Потом я стала смотреть, как он кладет сахар в овсянку. Одна ложка. Две. Три. Четыре.

— Это для меня? — поспешно спросила я, когда он собрался положить пятую ложку.

Макс повернулся и посмотрел на меня:

— Да.

Он готовил для меня овсянку, и я не хотела выглядеть неблагодарной, так что сказала:

— Э, думаю, четырех ложек достаточно.

Мне бы хватило двух, а если честно, то и одной ложки, но я согласна на четыре.

— Как прикажешь, — весело ответил он.

На это я тоже решила не обращать внимания.

Макс поставил овсянку в микроволновку и вернулся к сковороде. Он ловко перевернул яйца, вытащил вилкой бекон и, не промокнув жир, положил его на тарелку, которую я раньше не заметила. На тарелке уже лежали два тоста с маслом и виноградным джемом.

Не успев остановить себя, я тоскливо проговорила:

— Я так скучаю по виноградному джему.

Макс повернул голову ко мне, и на его лице застыло такое выражение, словно я одновременно и забавляла его, и немного смутила.

— Ты скучаешь по виноградному джему?

Я сделала глоток клюквенного сока, взглянула на микроволновку, но ничего не ответила. Разговоры с Максом требовали сосредоточенности и отнимали много сил, а в данный момент у меня не осталось ни того, ни другого. Все это странно. Он вел себя так, словно я жила здесь целый год и мы были близкими друзьями. Как будто это не он два дня назад практически выгнал меня из своего дома. Как будто я ему нравлюсь.

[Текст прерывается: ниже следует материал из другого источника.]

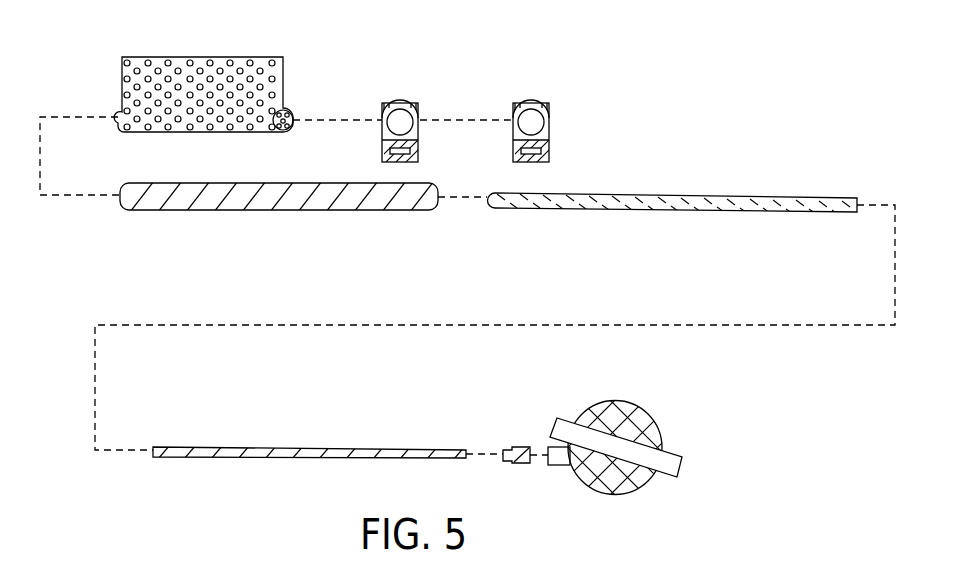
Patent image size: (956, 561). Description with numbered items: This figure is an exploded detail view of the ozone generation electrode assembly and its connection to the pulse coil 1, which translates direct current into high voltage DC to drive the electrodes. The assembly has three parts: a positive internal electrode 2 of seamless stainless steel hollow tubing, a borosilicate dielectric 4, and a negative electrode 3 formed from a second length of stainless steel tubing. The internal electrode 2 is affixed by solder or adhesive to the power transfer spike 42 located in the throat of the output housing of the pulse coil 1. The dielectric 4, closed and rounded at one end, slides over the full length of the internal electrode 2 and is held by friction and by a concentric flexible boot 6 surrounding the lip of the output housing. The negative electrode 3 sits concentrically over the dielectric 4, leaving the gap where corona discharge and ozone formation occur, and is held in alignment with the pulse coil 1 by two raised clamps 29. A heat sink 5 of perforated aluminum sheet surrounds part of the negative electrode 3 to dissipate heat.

The heat sink 5 is at (283, 80).
The raised clamps 29 is at (513, 117).
The negative electrode 3 is at (295, 211).
The dielectric 4 is at (696, 210).
The positive electrode 2 is at (305, 448).
The flexible boot 6 is at (522, 447).
The power transfer spike 42 is at (560, 465).
The pulse coil 1 is at (656, 434).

Вы же не станете поддразнивать человека, который вам не нравится. По крайней мере так говорила мне мама много лет назад, когда я возвращалась домой и жаловалась на мальчишек, которые меня дразнили. Она говорила, что мальчики дразнят девочек, которые им нравятся. А если уж жизнь чему меня и научила, так это тому, что моя мама редко — если вообще когда-нибудь — ошибается.

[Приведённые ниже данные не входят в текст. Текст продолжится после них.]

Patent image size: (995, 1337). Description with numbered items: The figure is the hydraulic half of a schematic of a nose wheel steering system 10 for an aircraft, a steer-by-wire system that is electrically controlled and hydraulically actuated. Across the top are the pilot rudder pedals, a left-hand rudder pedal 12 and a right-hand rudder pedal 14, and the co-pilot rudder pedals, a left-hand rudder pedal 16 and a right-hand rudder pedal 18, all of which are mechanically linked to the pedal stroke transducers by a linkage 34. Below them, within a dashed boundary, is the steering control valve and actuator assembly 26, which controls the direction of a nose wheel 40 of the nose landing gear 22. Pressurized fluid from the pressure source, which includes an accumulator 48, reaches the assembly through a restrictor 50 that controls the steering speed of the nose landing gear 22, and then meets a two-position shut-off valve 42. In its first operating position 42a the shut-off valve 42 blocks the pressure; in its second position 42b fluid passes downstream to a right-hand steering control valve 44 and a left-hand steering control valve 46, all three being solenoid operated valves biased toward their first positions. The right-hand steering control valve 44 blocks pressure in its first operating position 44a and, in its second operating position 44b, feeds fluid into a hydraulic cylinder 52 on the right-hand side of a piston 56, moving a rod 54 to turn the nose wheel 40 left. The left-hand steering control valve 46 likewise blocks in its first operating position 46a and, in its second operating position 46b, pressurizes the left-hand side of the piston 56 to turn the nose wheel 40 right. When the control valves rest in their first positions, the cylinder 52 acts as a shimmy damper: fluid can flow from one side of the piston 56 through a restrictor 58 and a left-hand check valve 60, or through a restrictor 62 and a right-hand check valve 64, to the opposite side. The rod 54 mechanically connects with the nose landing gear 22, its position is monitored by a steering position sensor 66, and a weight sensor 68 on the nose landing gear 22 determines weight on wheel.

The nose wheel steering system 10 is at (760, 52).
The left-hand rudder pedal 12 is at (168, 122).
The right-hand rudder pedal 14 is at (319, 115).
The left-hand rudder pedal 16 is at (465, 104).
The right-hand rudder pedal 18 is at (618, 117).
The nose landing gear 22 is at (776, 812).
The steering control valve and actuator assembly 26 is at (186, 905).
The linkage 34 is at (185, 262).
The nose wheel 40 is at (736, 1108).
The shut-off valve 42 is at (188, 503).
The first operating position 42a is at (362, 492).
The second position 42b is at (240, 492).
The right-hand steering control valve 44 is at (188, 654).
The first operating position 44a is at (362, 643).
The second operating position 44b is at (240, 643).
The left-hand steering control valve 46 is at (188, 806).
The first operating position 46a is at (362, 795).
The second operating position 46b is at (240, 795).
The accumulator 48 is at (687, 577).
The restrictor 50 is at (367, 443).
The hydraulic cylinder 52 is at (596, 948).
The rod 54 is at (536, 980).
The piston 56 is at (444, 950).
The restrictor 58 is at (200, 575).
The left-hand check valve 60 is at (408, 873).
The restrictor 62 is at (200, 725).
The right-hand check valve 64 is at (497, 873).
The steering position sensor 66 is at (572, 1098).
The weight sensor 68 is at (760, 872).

Макс тоже решил не настаивать на ответе и вместо этого переложил яичницу на тарелку, выключил конфорку, передвинул сковородку на другую и подошел ко мне. Держа тарелку на весу, он принялся за еду.

— Сегодня тебе нужно отдохнуть, — сказал он.

— Да, — согласилась я. Я буду отдыхать, но только когда найду гостиницу в Денвере.

Расправившись с беконом, Макс загадочно произнес:

— Наверху в стену между спальней и ванной встроен телевизор. Тебе надо только раздвинуть двери. Тоже самое под ним, чтобы добраться до DVD. Там же есть диски. Пульты управления лежат на тумбочке около кровати.

Он наколол на вилку кусок яичницы, а я уставилась на него:

— Извини?

— Если захочешь воспользоваться компьютером, то пароль «Шауна444».

— Э-м-м… — пробормотала я и повторила: — Извини?

Запищала микроволновка. Макс поставил тарелку и повернулся к ней, говоря:

— Через «у».

Ничего не понимаю.

— Через «у»?

Он открыл микроволновку, достал из нее миску, подошел ко мне, достал из выдвижного ящика ложку, сунул ее в миску и поставил миску передо мной.

— Шауна. Через «у». Ш-а-у-н-а. И 444. Без пробела.

— Но…

— Компьютер стоит на бюро, — продолжил он, снова взяв тарелку и подняв ломтик бекона. Но прежде чем он откусил, его взгляд уперся в окно позади меня.

— Макс, я думаю…

— Ты накупила еды на целую армию. Найдешь что-нибудь на обед.

О Боже. Он думает, что я останусь здесь?

— Макс…

Его взгляд вернулся ко мне.

— На всякий случай поешь чего-нибудь легкого. Лучше, чтобы у тебя в животе не было ничего тяжелого, если болезнь вернется.

— Может, нам стоит…

Я услышала, как хлопнула автомобильная дверь, и замолчала. Обернувшись, я увидела, что рядом с «Чероки» стоит один из спортивных кроссоверов, к тому же красный, что делало его еще более спортивным. По ступенькам вприпрыжку поднималась молоденькая девушка с густыми вьющимися темными волосами. На ней был розовый пушистый жилет, голубая водолазка в крошечный розовый горошек и бледно-голубые джинсы в обтяжку. А еще мохнатые сапожки с большими помпонами впереди, которые раскачивались, пока она прыгала по ступенькам. Девушка была хорошенькой. Очень хорошенькой.

Нет, она была прелестной. Воплощение девушки с лыжного курорта.

И она была очень юной. Намного младше меня. И, подозреваю, намного младше Макса.

Мне тридцать шесть. Ему должно быть примерно столько же, возможно чуть больше или меньше, но не сильно.

Девушка выглядела на двенадцать. Хотя, раз уж она может водить машину, наверное, ей шестнадцать.

Она остановилась на крыльце и преувеличенно радостно помахала нам рукой, подпрыгивая на носочках. Но даже такое преувеличенное движение выглядело прелестно, словно было для нее естественным. Наверное, так и есть, потому что, скорее всего, она состоит в какой-нибудь группе поддержки.

Боже милосердный.

— Бекка, — пробормотал Макс. Я посмотрела на него, а он сложил кусок тоста пополам и сказал: — Я ненадолго уеду.

Потом он откусил тост и повернулся к раковине.

— Я…

— Эй! — раздался от двери звонкий и радостный девичий голос.

Я обернулась. Бекка уже была внутри и закрывала дверь. Потом она так же вприпрыжку подошла к барной стойке. Помпоны раскачивались из стороны в сторону.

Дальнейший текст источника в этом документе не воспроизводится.